Monitors Execute Malicious Malware
Next in line, the third vulnerability allows code execution through a stack-based buffer overflow. With all four vulnerabilities stacked together, the hacker now has easy access to the targeted device AWS credentials with its private user IDs.
According to the researchers, the camera /rest/v2/device/get_awstoken endpoint connects to eu.nooie.com. From the site, the AWS credentials that store private recordings can be stolen from its cloud storage. Thus, creating the prerequisites for the hacked IDs on the MQTT server (UUID and UID).

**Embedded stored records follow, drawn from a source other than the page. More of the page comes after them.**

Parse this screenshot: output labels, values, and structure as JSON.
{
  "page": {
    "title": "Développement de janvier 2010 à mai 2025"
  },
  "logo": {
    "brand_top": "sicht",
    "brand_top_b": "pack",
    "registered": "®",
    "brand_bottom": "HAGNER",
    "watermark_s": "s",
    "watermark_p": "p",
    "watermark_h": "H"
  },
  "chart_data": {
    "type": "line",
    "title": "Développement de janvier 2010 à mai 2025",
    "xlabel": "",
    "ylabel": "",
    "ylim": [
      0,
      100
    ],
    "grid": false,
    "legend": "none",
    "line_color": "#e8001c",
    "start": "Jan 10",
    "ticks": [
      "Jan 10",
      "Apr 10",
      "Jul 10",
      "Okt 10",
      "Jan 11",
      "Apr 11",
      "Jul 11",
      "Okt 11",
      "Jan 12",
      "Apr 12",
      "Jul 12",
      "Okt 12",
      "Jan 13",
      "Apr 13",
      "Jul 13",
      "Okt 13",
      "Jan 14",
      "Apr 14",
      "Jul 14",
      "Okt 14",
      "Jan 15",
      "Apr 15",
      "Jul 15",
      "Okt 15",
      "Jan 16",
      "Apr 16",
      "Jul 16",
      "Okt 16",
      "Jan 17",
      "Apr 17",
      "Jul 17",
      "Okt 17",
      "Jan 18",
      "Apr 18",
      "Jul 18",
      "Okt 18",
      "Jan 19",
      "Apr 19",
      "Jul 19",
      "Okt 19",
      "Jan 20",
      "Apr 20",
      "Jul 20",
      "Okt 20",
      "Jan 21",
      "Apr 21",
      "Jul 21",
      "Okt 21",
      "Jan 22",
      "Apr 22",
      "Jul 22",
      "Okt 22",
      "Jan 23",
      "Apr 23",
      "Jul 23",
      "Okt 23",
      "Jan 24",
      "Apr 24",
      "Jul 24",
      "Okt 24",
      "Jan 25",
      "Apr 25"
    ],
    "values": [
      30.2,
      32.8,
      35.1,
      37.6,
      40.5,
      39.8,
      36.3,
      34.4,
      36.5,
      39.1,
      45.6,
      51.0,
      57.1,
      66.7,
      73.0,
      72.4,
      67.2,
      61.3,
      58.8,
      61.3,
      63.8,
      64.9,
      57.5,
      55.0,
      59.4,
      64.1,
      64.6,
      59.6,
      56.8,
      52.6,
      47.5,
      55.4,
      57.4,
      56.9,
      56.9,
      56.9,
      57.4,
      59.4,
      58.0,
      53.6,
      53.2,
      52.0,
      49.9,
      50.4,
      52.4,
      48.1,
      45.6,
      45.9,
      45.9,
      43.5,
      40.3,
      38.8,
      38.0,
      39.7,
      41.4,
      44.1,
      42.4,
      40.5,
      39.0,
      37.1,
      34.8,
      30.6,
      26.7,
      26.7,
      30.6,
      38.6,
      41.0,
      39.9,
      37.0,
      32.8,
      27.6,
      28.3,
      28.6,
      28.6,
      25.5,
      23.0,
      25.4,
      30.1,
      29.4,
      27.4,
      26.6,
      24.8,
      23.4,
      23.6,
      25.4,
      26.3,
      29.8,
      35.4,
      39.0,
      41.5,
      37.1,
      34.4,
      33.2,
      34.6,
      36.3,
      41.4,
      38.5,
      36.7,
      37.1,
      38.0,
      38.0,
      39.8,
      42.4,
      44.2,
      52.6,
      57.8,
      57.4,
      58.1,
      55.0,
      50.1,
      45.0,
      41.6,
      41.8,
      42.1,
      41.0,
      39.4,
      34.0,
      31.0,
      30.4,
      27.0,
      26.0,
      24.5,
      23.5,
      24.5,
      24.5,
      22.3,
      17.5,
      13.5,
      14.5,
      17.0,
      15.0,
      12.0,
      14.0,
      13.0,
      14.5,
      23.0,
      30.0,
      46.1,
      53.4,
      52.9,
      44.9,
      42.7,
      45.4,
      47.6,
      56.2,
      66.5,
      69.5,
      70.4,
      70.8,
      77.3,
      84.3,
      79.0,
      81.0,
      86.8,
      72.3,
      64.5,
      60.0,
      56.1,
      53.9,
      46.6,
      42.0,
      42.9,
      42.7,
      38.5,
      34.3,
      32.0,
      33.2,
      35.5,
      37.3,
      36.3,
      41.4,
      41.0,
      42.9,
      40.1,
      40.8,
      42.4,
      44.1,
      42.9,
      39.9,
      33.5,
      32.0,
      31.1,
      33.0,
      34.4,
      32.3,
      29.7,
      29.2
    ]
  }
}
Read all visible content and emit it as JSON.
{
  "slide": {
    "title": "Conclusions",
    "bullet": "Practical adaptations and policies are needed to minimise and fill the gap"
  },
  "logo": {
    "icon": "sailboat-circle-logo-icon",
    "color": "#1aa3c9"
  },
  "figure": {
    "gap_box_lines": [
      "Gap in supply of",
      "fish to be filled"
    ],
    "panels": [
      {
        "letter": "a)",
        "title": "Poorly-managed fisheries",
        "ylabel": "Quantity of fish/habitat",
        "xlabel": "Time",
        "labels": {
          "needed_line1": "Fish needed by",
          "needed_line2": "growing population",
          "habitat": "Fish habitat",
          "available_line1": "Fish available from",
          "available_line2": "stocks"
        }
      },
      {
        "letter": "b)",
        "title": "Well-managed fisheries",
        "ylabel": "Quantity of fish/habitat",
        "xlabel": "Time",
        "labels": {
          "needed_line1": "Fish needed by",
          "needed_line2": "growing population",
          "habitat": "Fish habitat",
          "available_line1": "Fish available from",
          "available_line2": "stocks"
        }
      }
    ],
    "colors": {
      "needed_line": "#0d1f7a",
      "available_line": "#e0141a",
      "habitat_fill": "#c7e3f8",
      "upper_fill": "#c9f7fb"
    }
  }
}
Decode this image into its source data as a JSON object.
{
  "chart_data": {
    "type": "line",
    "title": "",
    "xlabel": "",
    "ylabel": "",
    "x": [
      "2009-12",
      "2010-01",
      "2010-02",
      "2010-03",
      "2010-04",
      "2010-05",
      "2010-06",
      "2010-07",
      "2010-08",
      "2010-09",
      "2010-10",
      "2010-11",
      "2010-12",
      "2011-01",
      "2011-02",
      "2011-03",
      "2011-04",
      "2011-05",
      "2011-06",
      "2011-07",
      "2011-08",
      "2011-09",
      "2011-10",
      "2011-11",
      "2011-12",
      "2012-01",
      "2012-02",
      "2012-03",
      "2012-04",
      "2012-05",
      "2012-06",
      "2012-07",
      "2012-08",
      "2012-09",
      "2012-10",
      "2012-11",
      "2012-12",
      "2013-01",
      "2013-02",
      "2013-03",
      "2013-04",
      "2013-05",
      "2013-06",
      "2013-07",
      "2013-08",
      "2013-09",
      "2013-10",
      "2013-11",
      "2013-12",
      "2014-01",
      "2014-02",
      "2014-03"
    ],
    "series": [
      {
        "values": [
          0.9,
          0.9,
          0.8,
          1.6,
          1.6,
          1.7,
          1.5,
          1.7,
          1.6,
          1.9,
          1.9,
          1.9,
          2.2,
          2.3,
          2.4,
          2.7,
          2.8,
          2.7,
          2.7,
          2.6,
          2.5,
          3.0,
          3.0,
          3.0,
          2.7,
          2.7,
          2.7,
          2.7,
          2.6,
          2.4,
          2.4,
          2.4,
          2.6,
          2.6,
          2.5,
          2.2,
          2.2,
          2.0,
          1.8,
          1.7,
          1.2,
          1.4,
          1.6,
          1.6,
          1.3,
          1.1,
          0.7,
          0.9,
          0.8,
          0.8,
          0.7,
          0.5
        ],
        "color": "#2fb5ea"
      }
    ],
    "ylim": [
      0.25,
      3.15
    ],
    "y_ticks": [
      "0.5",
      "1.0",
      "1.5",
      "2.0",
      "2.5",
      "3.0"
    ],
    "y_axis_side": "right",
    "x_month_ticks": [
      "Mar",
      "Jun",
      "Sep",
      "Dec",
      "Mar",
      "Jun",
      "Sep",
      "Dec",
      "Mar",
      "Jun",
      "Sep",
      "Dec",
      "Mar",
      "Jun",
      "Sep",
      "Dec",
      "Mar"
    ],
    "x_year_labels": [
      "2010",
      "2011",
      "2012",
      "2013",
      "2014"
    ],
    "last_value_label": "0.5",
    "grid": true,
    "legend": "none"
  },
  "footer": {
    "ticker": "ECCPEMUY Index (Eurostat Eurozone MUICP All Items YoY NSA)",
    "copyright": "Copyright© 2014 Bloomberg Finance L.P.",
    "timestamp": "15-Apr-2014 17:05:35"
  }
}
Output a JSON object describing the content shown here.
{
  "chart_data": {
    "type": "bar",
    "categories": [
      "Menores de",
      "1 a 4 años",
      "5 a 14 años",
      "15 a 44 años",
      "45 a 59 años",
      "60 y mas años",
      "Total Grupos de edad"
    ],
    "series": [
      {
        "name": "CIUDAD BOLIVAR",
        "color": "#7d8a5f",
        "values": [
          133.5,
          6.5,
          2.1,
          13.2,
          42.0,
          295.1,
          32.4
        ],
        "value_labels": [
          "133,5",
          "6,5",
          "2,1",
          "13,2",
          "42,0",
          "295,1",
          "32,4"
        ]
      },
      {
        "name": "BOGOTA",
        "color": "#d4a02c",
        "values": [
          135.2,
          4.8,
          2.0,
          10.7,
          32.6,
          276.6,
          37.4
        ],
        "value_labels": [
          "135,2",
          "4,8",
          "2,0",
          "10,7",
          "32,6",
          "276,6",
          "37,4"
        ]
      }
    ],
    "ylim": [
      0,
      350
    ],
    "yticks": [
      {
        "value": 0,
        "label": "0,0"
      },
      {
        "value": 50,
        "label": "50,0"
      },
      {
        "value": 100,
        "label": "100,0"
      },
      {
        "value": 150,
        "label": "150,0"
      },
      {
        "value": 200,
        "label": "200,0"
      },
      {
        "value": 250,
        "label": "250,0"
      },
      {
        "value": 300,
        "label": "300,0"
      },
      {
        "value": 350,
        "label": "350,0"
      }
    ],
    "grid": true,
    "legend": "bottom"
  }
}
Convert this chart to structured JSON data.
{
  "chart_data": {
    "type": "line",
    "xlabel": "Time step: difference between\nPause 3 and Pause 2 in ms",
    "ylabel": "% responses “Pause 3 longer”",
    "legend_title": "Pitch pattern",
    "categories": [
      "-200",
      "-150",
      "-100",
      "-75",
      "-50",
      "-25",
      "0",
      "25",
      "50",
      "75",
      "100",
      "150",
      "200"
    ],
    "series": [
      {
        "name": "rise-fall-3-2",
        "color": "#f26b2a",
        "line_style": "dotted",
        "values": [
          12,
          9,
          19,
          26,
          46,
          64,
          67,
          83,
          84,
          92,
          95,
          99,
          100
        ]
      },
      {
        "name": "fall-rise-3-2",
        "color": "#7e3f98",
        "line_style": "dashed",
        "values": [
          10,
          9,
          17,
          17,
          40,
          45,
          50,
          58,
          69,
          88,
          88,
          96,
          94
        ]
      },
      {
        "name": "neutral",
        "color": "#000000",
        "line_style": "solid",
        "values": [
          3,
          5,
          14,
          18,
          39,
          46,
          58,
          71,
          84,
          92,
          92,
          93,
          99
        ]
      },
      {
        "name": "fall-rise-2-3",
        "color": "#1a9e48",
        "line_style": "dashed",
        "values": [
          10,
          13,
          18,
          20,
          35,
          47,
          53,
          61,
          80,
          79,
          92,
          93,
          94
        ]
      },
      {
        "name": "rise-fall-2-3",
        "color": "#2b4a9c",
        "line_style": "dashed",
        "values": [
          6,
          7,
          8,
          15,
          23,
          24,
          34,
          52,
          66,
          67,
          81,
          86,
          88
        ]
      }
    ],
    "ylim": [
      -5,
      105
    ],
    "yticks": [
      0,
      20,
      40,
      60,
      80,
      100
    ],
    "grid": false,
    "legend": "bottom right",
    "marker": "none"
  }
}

With all the found vulnerabilities, explicit access is granted to stored recordings, and serve as an entry point for hackers to reset the AWS bucket.
No Patch Available for Zero-day Bug
The researchers in their blog report tested two devices – PC100A (Nooie Cam 360) (v1.3.88), and IPC007A-1080P (Nooie Cam Indoor 1080p) (v2.1.94).
Accordingly, since the vendors of the baby monitor have not rectified the reported bugs, since 2020, consumers are being warned to unplug or isolate the baby monitors. As a precautionary measure, users should restrict SSID access to all IoT devices. Also, they are advised to access the latest firmware updates to know when patches for the Zero-bug vulnerabilities become available.